Fuel shortages eventually push up prices of commodities and this has ripple effects in the economy. After the post-2007 election violence in Kenya, fuel supply to Uganda through Kenya, was disrupted. This resulted in increase of fuel prices from Shs2,000 to Shs10,000. Currently, pump price of petrol stand at between Shs4,100 and Shs4,300 per litre of petrol, while diesel is at between Shs3,800 and Shs4,000 per litre.

All oil companies in Uganda are currently expected to provide an average of a 10-day fuel security. Section 26 (2) of the Petroleum Supply Act, 2003 says: “In order to ensure continuity of petroleum supply in Uganda, every licensee shall maintain stocks of not less than 10 days of the average amount of fuel consumed by the licensee within Uganda during the period of three months preceding the effective date of determination.”
The minimum working stock, according to Section 26(3) shall include all stock held in storage depots in Uganda. It excludes petroleum products in transit within Uganda or from another country, fuel held in retail service or filling stations and held in consumer storage locations.

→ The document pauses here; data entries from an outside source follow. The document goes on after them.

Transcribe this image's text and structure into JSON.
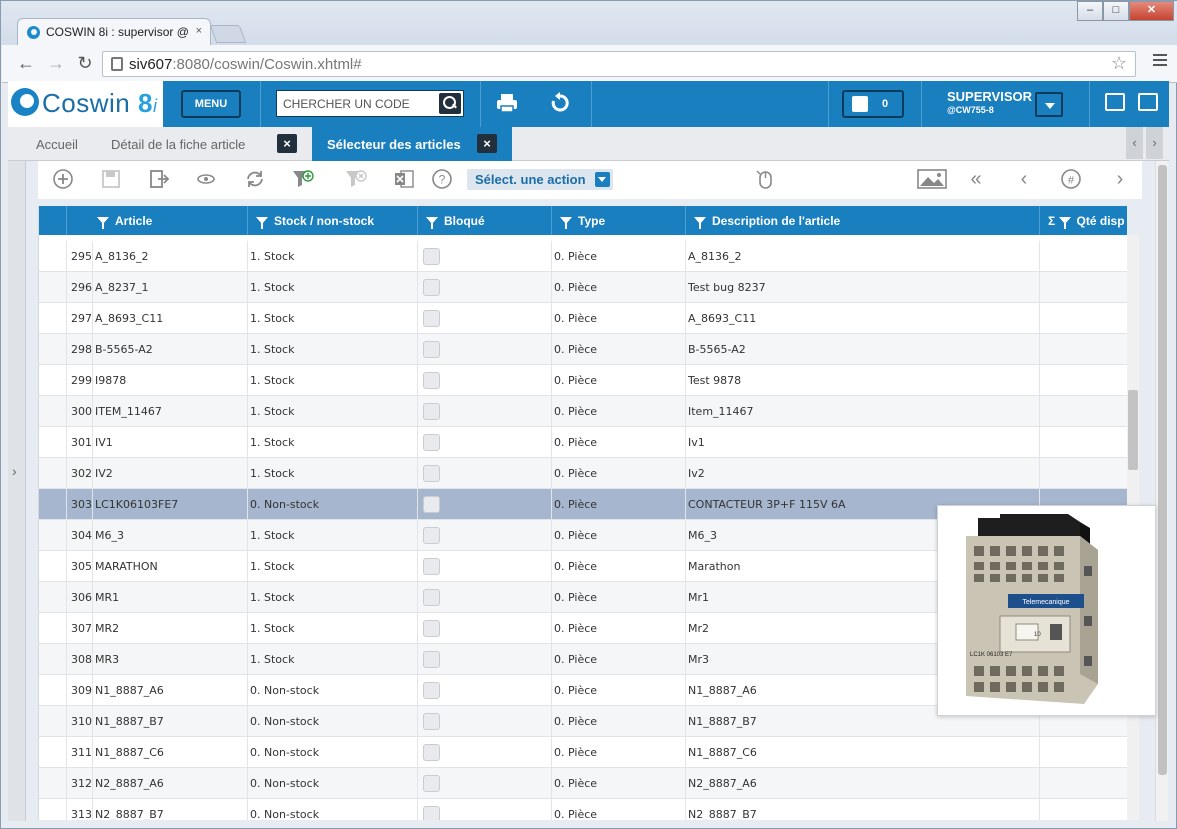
{
  "browser": {
    "tab_title": "COSWIN 8i : supervisor @",
    "tab_close": "×",
    "url_host": "siv607",
    "url_rest": ":8080/coswin/Coswin.xhtml#",
    "window_buttons": [
      "–",
      "□",
      "✕"
    ]
  },
  "header": {
    "logo_text": "Coswin",
    "logo_version": "8",
    "logo_suffix": "i",
    "menu_label": "MENU",
    "search_placeholder": "CHERCHER UN CODE",
    "notif_count": "0",
    "user_name": "SUPERVISOR",
    "user_sub": "@CW755-8",
    "accent": "#1a7fbf"
  },
  "tabs": [
    {
      "label": "Accueil",
      "closable": false
    },
    {
      "label": "Détail de la fiche article",
      "closable": true
    },
    {
      "label": "Sélecteur des articles",
      "closable": true,
      "active": true
    }
  ],
  "tab_close_glyph": "×",
  "toolbar": {
    "action_label": "Sélect. une action",
    "icons": [
      "add-icon",
      "save-icon",
      "export-icon",
      "view-icon",
      "refresh-icon",
      "filter-add-icon",
      "filter-clear-icon",
      "excel-icon",
      "help-icon",
      "mouse-icon",
      "image-icon",
      "first-page-icon",
      "prev-page-icon",
      "page-number-icon",
      "next-page-icon"
    ]
  },
  "grid": {
    "columns": [
      "Article",
      "Stock / non-stock",
      "Bloqué",
      "Type",
      "Description de l'article",
      "Qté disp"
    ],
    "sum_glyph": "Σ",
    "selected_row_index": 8,
    "rows": [
      {
        "num": "295",
        "article": "A_8136_2",
        "stock": "1. Stock",
        "type": "0. Pièce",
        "desc": "A_8136_2"
      },
      {
        "num": "296",
        "article": "A_8237_1",
        "stock": "1. Stock",
        "type": "0. Pièce",
        "desc": "Test bug 8237"
      },
      {
        "num": "297",
        "article": "A_8693_C11",
        "stock": "1. Stock",
        "type": "0. Pièce",
        "desc": "A_8693_C11"
      },
      {
        "num": "298",
        "article": "B-5565-A2",
        "stock": "1. Stock",
        "type": "0. Pièce",
        "desc": "B-5565-A2"
      },
      {
        "num": "299",
        "article": "I9878",
        "stock": "1. Stock",
        "type": "0. Pièce",
        "desc": "Test 9878"
      },
      {
        "num": "300",
        "article": "ITEM_11467",
        "stock": "1. Stock",
        "type": "0. Pièce",
        "desc": "Item_11467"
      },
      {
        "num": "301",
        "article": "IV1",
        "stock": "1. Stock",
        "type": "0. Pièce",
        "desc": "Iv1"
      },
      {
        "num": "302",
        "article": "IV2",
        "stock": "1. Stock",
        "type": "0. Pièce",
        "desc": "Iv2"
      },
      {
        "num": "303",
        "article": "LC1K06103FE7",
        "stock": "0. Non-stock",
        "type": "0. Pièce",
        "desc": "CONTACTEUR 3P+F 115V 6A"
      },
      {
        "num": "304",
        "article": "M6_3",
        "stock": "1. Stock",
        "type": "0. Pièce",
        "desc": "M6_3"
      },
      {
        "num": "305",
        "article": "MARATHON",
        "stock": "1. Stock",
        "type": "0. Pièce",
        "desc": "Marathon"
      },
      {
        "num": "306",
        "article": "MR1",
        "stock": "1. Stock",
        "type": "0. Pièce",
        "desc": "Mr1"
      },
      {
        "num": "307",
        "article": "MR2",
        "stock": "1. Stock",
        "type": "0. Pièce",
        "desc": "Mr2"
      },
      {
        "num": "308",
        "article": "MR3",
        "stock": "1. Stock",
        "type": "0. Pièce",
        "desc": "Mr3"
      },
      {
        "num": "309",
        "article": "N1_8887_A6",
        "stock": "0. Non-stock",
        "type": "0. Pièce",
        "desc": "N1_8887_A6"
      },
      {
        "num": "310",
        "article": "N1_8887_B7",
        "stock": "0. Non-stock",
        "type": "0. Pièce",
        "desc": "N1_8887_B7"
      },
      {
        "num": "311",
        "article": "N1_8887_C6",
        "stock": "0. Non-stock",
        "type": "0. Pièce",
        "desc": "N1_8887_C6"
      },
      {
        "num": "312",
        "article": "N2_8887_A6",
        "stock": "0. Non-stock",
        "type": "0. Pièce",
        "desc": "N2_8887_A6"
      },
      {
        "num": "313",
        "article": "N2_8887_B7",
        "stock": "0. Non-stock",
        "type": "0. Pièce",
        "desc": "N2_8887_B7"
      }
    ]
  },
  "preview": {
    "image_semantic": "contactor-product-photo",
    "brand_label": "Telemecanique",
    "model_label": "LC1K 06103 E7"
  }
}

Section 26(6) says, “Any person who fails, without lawful excuse, to comply with subsection (1), commits an offence and is liable, upon conviction, to a fine not exceeding twenty-four currency points.” But the Auditor General’s report of 2015, noted that the reserves were not serving their purpose as they were often operating below capacity.
Therefore, increasing fuel stockholding and bulk procurement is one of things that will minimise disruptions in fuel supply and reduce fuel prices.